Sloshing charge: the origin of SERS

SERS calculations

New quantum calculations show how electrical charge can slosh from a target molecule to the metal being used to enhance Raman signals in Surface-enhanced Raman spectroscopy (SERS). The finding could finally explain the mechanism by which this technique boosts Raman spectra in terms of the chemical contribution to the effect.

SERS is a sensitive way to enhance the Raman scattering by molecules adsorbed on a non-smooth metal surface and allow details of bonding and symmetry in sample molecules available in nanoscopic quantities to be discerned. The enhancement can be as high as 10 to 100 billion-fold allowing it to detect single molecules. SERS has come to the fore as a powerful, but essentially non-invasive analytical technique during the last few years and has been applied to identifying faded pigments in historical artefacts and the paintings of American artist Winslow Homer, for instance, and in nanosensors for detecting biological and chemical weapons.

The precise details of all the enhancements and how they boost the SERS signal has remained something of a mystery. Researchers at the Lawrence Berkeley National Laboratory (Berkeley Lab) explain that SERS exploits the roughness of a metal surface to amplifying the signal with the metal somehow behaving as an antenna array.

"The role of surface chemistry in SERS has been unexplained for more than thirty years," says postdoctoral researcher Alexey Zayak, who is working with Jeff Neaton, Director of the Theory of Nanostructured Materials Facility at Berkeley Lab's Molecular Foundry. He points out that, "Many theories have been proposed for why it occurs, but the chemical contributions to SERS were never established enough to draw a simple, systematic picture of this behaviour.
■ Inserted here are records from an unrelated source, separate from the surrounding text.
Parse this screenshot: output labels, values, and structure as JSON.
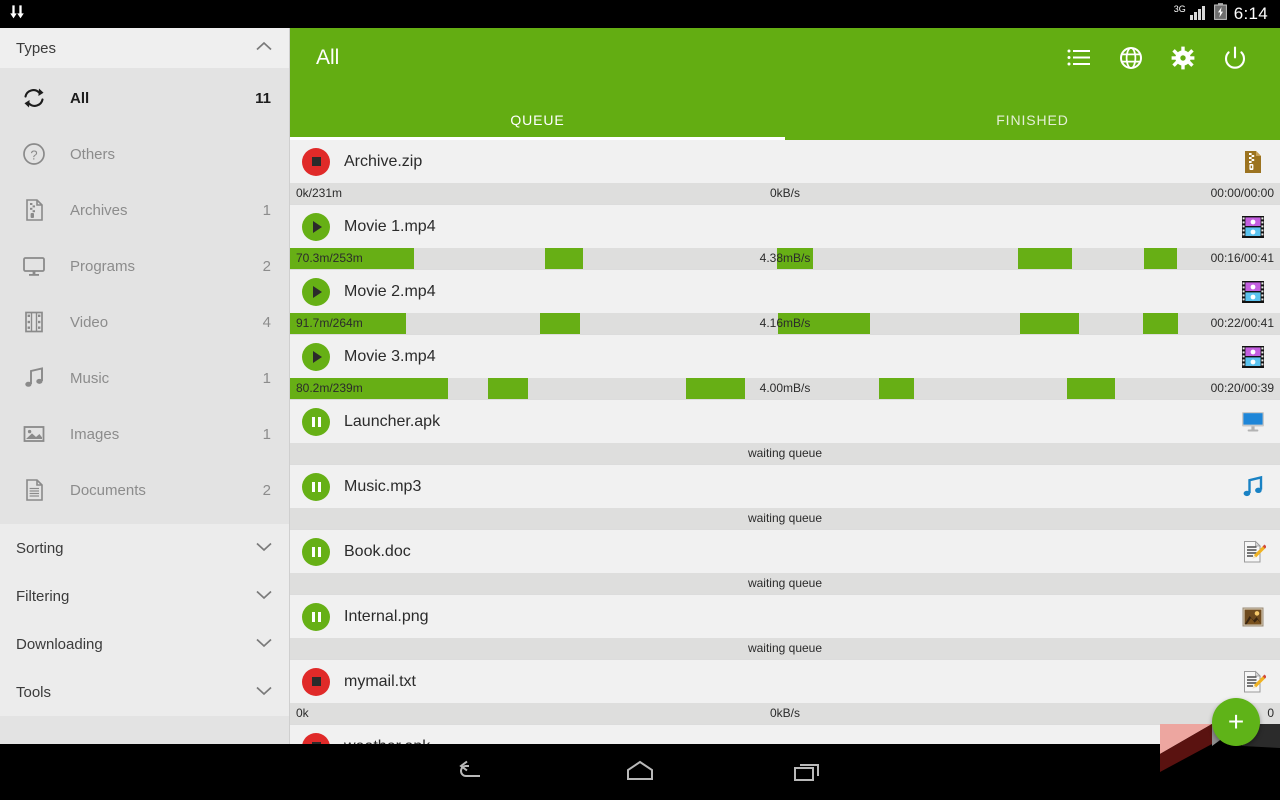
{
  "statusbar": {
    "download_icon": "download-arrows-icon",
    "network": "3G",
    "signal_icon": "signal-bars-icon",
    "battery_icon": "battery-charging-icon",
    "time": "6:14"
  },
  "sidebar": {
    "types_header": {
      "label": "Types",
      "chevron": "chevron-up-icon"
    },
    "types": [
      {
        "icon": "sync-all-icon",
        "label": "All",
        "count": "11",
        "active": true
      },
      {
        "icon": "question-mark-icon",
        "label": "Others",
        "count": "",
        "active": false
      },
      {
        "icon": "archive-file-icon",
        "label": "Archives",
        "count": "1",
        "active": false
      },
      {
        "icon": "monitor-icon",
        "label": "Programs",
        "count": "2",
        "active": false
      },
      {
        "icon": "film-strip-icon",
        "label": "Video",
        "count": "4",
        "active": false
      },
      {
        "icon": "music-note-icon",
        "label": "Music",
        "count": "1",
        "active": false
      },
      {
        "icon": "image-icon",
        "label": "Images",
        "count": "1",
        "active": false
      },
      {
        "icon": "document-icon",
        "label": "Documents",
        "count": "2",
        "active": false
      }
    ],
    "sections": [
      {
        "label": "Sorting",
        "chevron": "chevron-down-icon"
      },
      {
        "label": "Filtering",
        "chevron": "chevron-down-icon"
      },
      {
        "label": "Downloading",
        "chevron": "chevron-down-icon"
      },
      {
        "label": "Tools",
        "chevron": "chevron-down-icon"
      }
    ]
  },
  "appbar": {
    "title": "All",
    "accent_color": "#63ad12",
    "actions": [
      {
        "icon": "list-view-icon"
      },
      {
        "icon": "globe-icon"
      },
      {
        "icon": "gear-icon"
      },
      {
        "icon": "power-icon"
      }
    ],
    "tabs": [
      {
        "label": "QUEUE",
        "active": true
      },
      {
        "label": "FINISHED",
        "active": false
      }
    ]
  },
  "downloads": [
    {
      "name": "Archive.zip",
      "state": "stop",
      "control_icon": "stop-icon",
      "file_icon": "zip-file-icon",
      "progress_left": "0k/231m",
      "progress_mid": "0kB/s",
      "progress_right": "00:00/00:00",
      "segments": []
    },
    {
      "name": "Movie 1.mp4",
      "state": "play",
      "control_icon": "play-icon",
      "file_icon": "video-file-icon",
      "progress_left": "70.3m/253m",
      "progress_mid": "4.38mB/s",
      "progress_right": "00:16/00:41",
      "segments": [
        {
          "left": 0.0,
          "width": 0.125
        },
        {
          "left": 0.258,
          "width": 0.038
        },
        {
          "left": 0.492,
          "width": 0.036
        },
        {
          "left": 0.735,
          "width": 0.055
        },
        {
          "left": 0.863,
          "width": 0.033
        }
      ]
    },
    {
      "name": "Movie 2.mp4",
      "state": "play",
      "control_icon": "play-icon",
      "file_icon": "video-file-icon",
      "progress_left": "91.7m/264m",
      "progress_mid": "4.16mB/s",
      "progress_right": "00:22/00:41",
      "segments": [
        {
          "left": 0.0,
          "width": 0.117
        },
        {
          "left": 0.253,
          "width": 0.04
        },
        {
          "left": 0.493,
          "width": 0.093
        },
        {
          "left": 0.737,
          "width": 0.06
        },
        {
          "left": 0.862,
          "width": 0.035
        }
      ]
    },
    {
      "name": "Movie 3.mp4",
      "state": "play",
      "control_icon": "play-icon",
      "file_icon": "video-file-icon",
      "progress_left": "80.2m/239m",
      "progress_mid": "4.00mB/s",
      "progress_right": "00:20/00:39",
      "segments": [
        {
          "left": 0.0,
          "width": 0.16
        },
        {
          "left": 0.2,
          "width": 0.04
        },
        {
          "left": 0.4,
          "width": 0.06
        },
        {
          "left": 0.595,
          "width": 0.035
        },
        {
          "left": 0.785,
          "width": 0.048
        }
      ]
    },
    {
      "name": "Launcher.apk",
      "state": "pause",
      "control_icon": "pause-icon",
      "file_icon": "program-file-icon",
      "progress_left": "",
      "progress_mid": "waiting queue",
      "progress_right": "",
      "segments": []
    },
    {
      "name": "Music.mp3",
      "state": "pause",
      "control_icon": "pause-icon",
      "file_icon": "music-file-icon",
      "progress_left": "",
      "progress_mid": "waiting queue",
      "progress_right": "",
      "segments": []
    },
    {
      "name": "Book.doc",
      "state": "pause",
      "control_icon": "pause-icon",
      "file_icon": "document-file-icon",
      "progress_left": "",
      "progress_mid": "waiting queue",
      "progress_right": "",
      "segments": []
    },
    {
      "name": "Internal.png",
      "state": "pause",
      "control_icon": "pause-icon",
      "file_icon": "image-file-icon",
      "progress_left": "",
      "progress_mid": "waiting queue",
      "progress_right": "",
      "segments": []
    },
    {
      "name": "mymail.txt",
      "state": "stop",
      "control_icon": "stop-icon",
      "file_icon": "document-file-icon",
      "progress_left": "0k",
      "progress_mid": "0kB/s",
      "progress_right": "0",
      "segments": []
    },
    {
      "name": "weather.apk",
      "state": "stop",
      "control_icon": "stop-icon",
      "file_icon": "program-file-icon",
      "progress_left": "",
      "progress_mid": "",
      "progress_right": "",
      "segments": []
    }
  ],
  "fab": {
    "icon": "plus-icon",
    "label": "+"
  },
  "navbar": [
    {
      "icon": "back-icon"
    },
    {
      "icon": "home-icon"
    },
    {
      "icon": "recents-icon"
    }
  ]
}
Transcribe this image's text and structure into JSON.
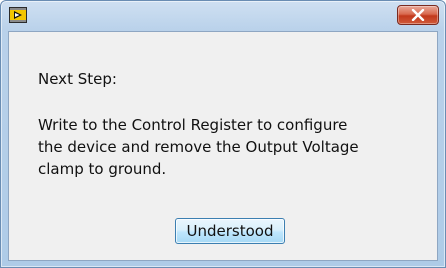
{
  "window": {
    "app_icon": "labview-run-arrow-icon",
    "close_icon": "close-x-icon"
  },
  "dialog": {
    "heading": "Next Step:",
    "message_lines": [
      "Write to the Control Register to configure",
      "the device and remove the Output Voltage",
      "clamp to ground."
    ],
    "button_label": "Understood"
  },
  "colors": {
    "frame": "#b9d1ea",
    "client_bg": "#f0f0f0",
    "close_red": "#c2381c",
    "button_border": "#3c7fb1",
    "icon_yellow": "#f2c500"
  }
}
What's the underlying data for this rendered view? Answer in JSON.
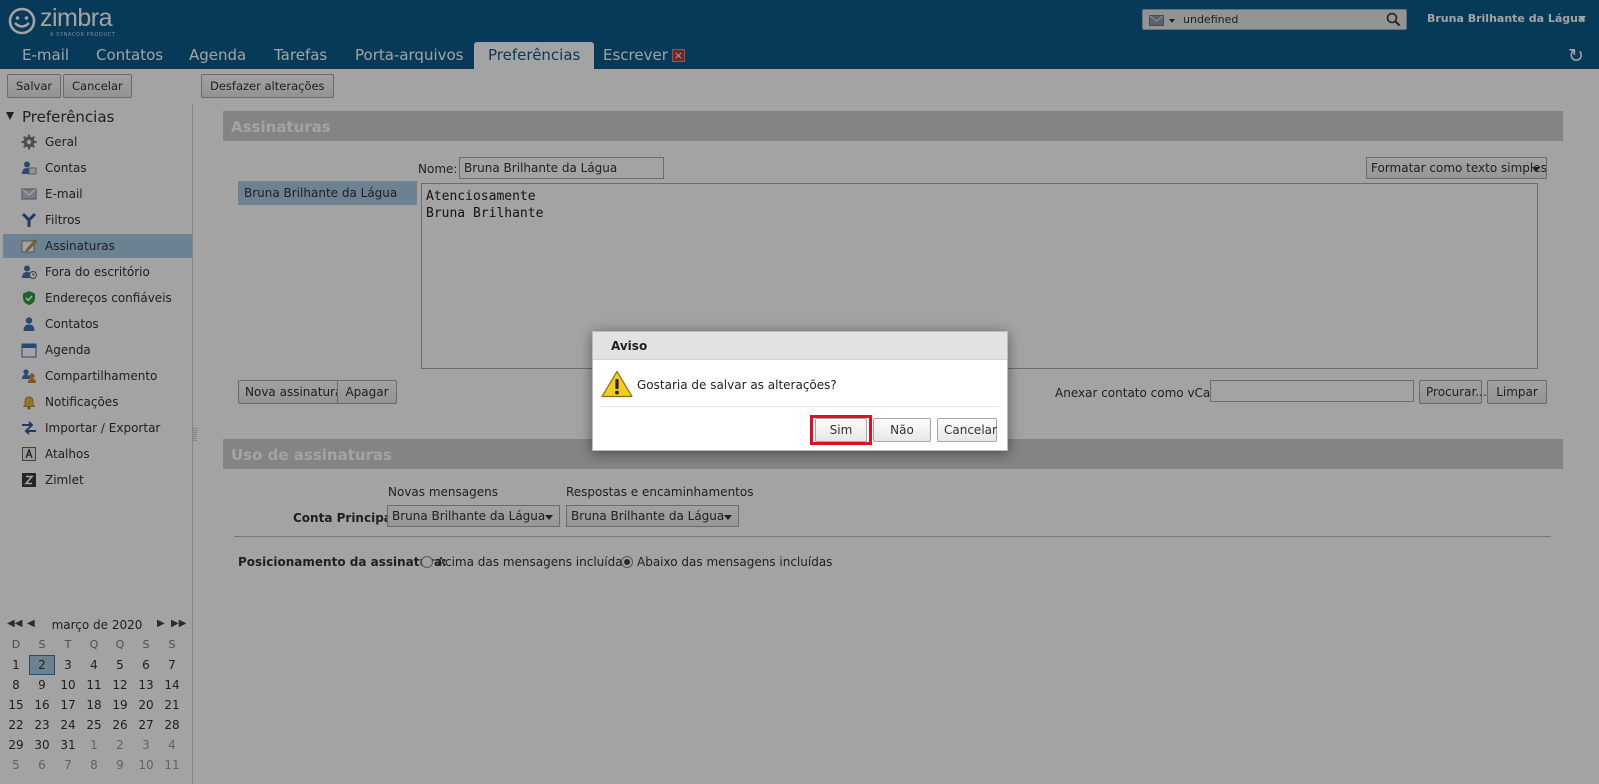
{
  "header": {
    "logo_text": "zimbra",
    "logo_subtext": "A SYNACOR PRODUCT",
    "search_value": "undefined",
    "search_type_icon": "mail-icon",
    "user_name": "Bruna Brilhante da Lágua"
  },
  "tabs": [
    {
      "label": "E-mail"
    },
    {
      "label": "Contatos"
    },
    {
      "label": "Agenda"
    },
    {
      "label": "Tarefas"
    },
    {
      "label": "Porta-arquivos"
    },
    {
      "label": "Preferências",
      "active": true
    },
    {
      "label": "Escrever",
      "closable": true
    }
  ],
  "toolbar": {
    "save_label": "Salvar",
    "cancel_label": "Cancelar",
    "undo_label": "Desfazer alterações"
  },
  "sidebar": {
    "root_label": "Preferências",
    "items": [
      {
        "label": "Geral",
        "icon": "gear-icon"
      },
      {
        "label": "Contas",
        "icon": "accounts-icon"
      },
      {
        "label": "E-mail",
        "icon": "mail-icon"
      },
      {
        "label": "Filtros",
        "icon": "filter-icon"
      },
      {
        "label": "Assinaturas",
        "icon": "signature-icon",
        "selected": true
      },
      {
        "label": "Fora do escritório",
        "icon": "out-of-office-icon"
      },
      {
        "label": "Endereços confiáveis",
        "icon": "shield-icon"
      },
      {
        "label": "Contatos",
        "icon": "contact-icon"
      },
      {
        "label": "Agenda",
        "icon": "calendar-icon"
      },
      {
        "label": "Compartilhamento",
        "icon": "sharing-icon"
      },
      {
        "label": "Notificações",
        "icon": "bell-icon"
      },
      {
        "label": "Importar / Exportar",
        "icon": "import-export-icon"
      },
      {
        "label": "Atalhos",
        "icon": "shortcut-icon"
      },
      {
        "label": "Zimlet",
        "icon": "zimlet-icon"
      }
    ]
  },
  "calendar": {
    "title": "março de 2020",
    "weekdays": [
      "D",
      "S",
      "T",
      "Q",
      "Q",
      "S",
      "S"
    ],
    "weeks": [
      [
        "1",
        "2",
        "3",
        "4",
        "5",
        "6",
        "7"
      ],
      [
        "8",
        "9",
        "10",
        "11",
        "12",
        "13",
        "14"
      ],
      [
        "15",
        "16",
        "17",
        "18",
        "19",
        "20",
        "21"
      ],
      [
        "22",
        "23",
        "24",
        "25",
        "26",
        "27",
        "28"
      ],
      [
        "29",
        "30",
        "31",
        "1",
        "2",
        "3",
        "4"
      ],
      [
        "5",
        "6",
        "7",
        "8",
        "9",
        "10",
        "11"
      ]
    ],
    "today": "2"
  },
  "signatures": {
    "section_title": "Assinaturas",
    "name_label": "Nome:",
    "name_value": "Bruna Brilhante da Lágua",
    "format_label": "Formatar como texto simples",
    "list_item": "Bruna Brilhante da Lágua",
    "body_lines": [
      "Atenciosamente",
      "Bruna Brilhante"
    ],
    "new_button": "Nova assinatura",
    "delete_button": "Apagar",
    "vcard_label": "Anexar contato como vCard:",
    "vcard_value": "",
    "browse_button": "Procurar...",
    "clear_button": "Limpar"
  },
  "usage": {
    "section_title": "Uso de assinaturas",
    "new_messages_label": "Novas mensagens",
    "replies_label": "Respostas e encaminhamentos",
    "account_label": "Conta Principal:",
    "new_messages_value": "Bruna Brilhante da Lágua",
    "replies_value": "Bruna Brilhante da Lágua",
    "position_label": "Posicionamento da assinatura:",
    "position_options": [
      "Acima das mensagens incluídas",
      "Abaixo das mensagens incluídas"
    ],
    "position_selected": "Abaixo das mensagens incluídas"
  },
  "dialog": {
    "title": "Aviso",
    "message": "Gostaria de salvar as alterações?",
    "yes_button": "Sim",
    "no_button": "Não",
    "cancel_button": "Cancelar"
  },
  "colors": {
    "header_bg": "#0b5a8a",
    "selection": "#a9cbe6",
    "highlight_box": "#e0101f"
  }
}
Working with experimentalists and with a new theoretical approach, we were able to isolate the chemical contributions."

Many research teams interested in explaining SERS have previously tried to separate the chemical contribution to Raman signal enhancement. However, Zayak and Neaton have now performed quantum-mechanical calculations that show how changes in Raman signal intensity occur on a gold surface. They focused their calculations on the chemical binding of a well-known organosulfur molecule, benzene thiol, to the A{111} surface.

They homed in on the way in which electrons are distributed in this system to show how molecular vibrations can cause charge to "slosh" from the organosulfur compound to the gold surface and so initiate signal enhancement. The research team, which also includes Y.S. Hu, Hyuck Choo, Jeff Bokor, Stefano Cabrini and Jim Schuck, suggests that pinpointing this change in behaviour provides a way to model the chemical contribution to SERS in a relatively simple and straightforward manner.

We now understand the chemical contributions to SERS, Neaton told SpectroscopyNOW. "SERS is dominated by electromagnetic (EM) contributions, and the EM enhancement is largely responsible for the billion-fold increase in signal. We [have now] shows that upon attachment to a metallic substrate, a molecule's spectral fingerprint will be altered, and a smaller, additional (chemical) enhancement can be gained. We uncovered the details of the origin of this 'chemical enhancement', i.e. the 'charge sloshing' between the metal and molecule - induced by the excited Raman-active vibrational mode."

Open-door science

"We wanted to find a model to isolate how the fingerprint of a molecule changes or becomes enhanced as it interacts with a surface," says Neaton. "Here, we did a rigorous, controlled set of calculations that were validated by quantitative agreement with experiment. Our calculations provide a complementary dimension to experimental results, and helped us identify which of the existing models best explained both our calculations and the experimental data. Neaton is pleased that they could quantitatively compare calculations with experimental results and so "open the door" for a simple model of SERS.

Zayak adds that the new model could be more widely applicable to surface science than understanding SERS. It could be extended to "any situation where atomic vibrations are triggered at an interface between a molecule and a metal," he says. Surface catalysis studies and research into the flow of electrical charge or heat through nanoscale interfaces and molecular junctions could also benefit.

"We also took the step of validating our theoretical explanation, comparing our unique, state-of-the-art calculations with a new approach for isolating 'chemical contributions' from experiment," Neaton told us. "The quantitative agreement confirms our understanding, and the intuition that comes out of this can be applied to understand SERS in other molecules chemically bound to other substrates, and potentially also to other situations where metal-molecule interactions are paramount, such as heterogeneous catalysis."

The views represented in this article are solely those of the author and do not necessarily represent those of John Wiley and Sons, Ltd.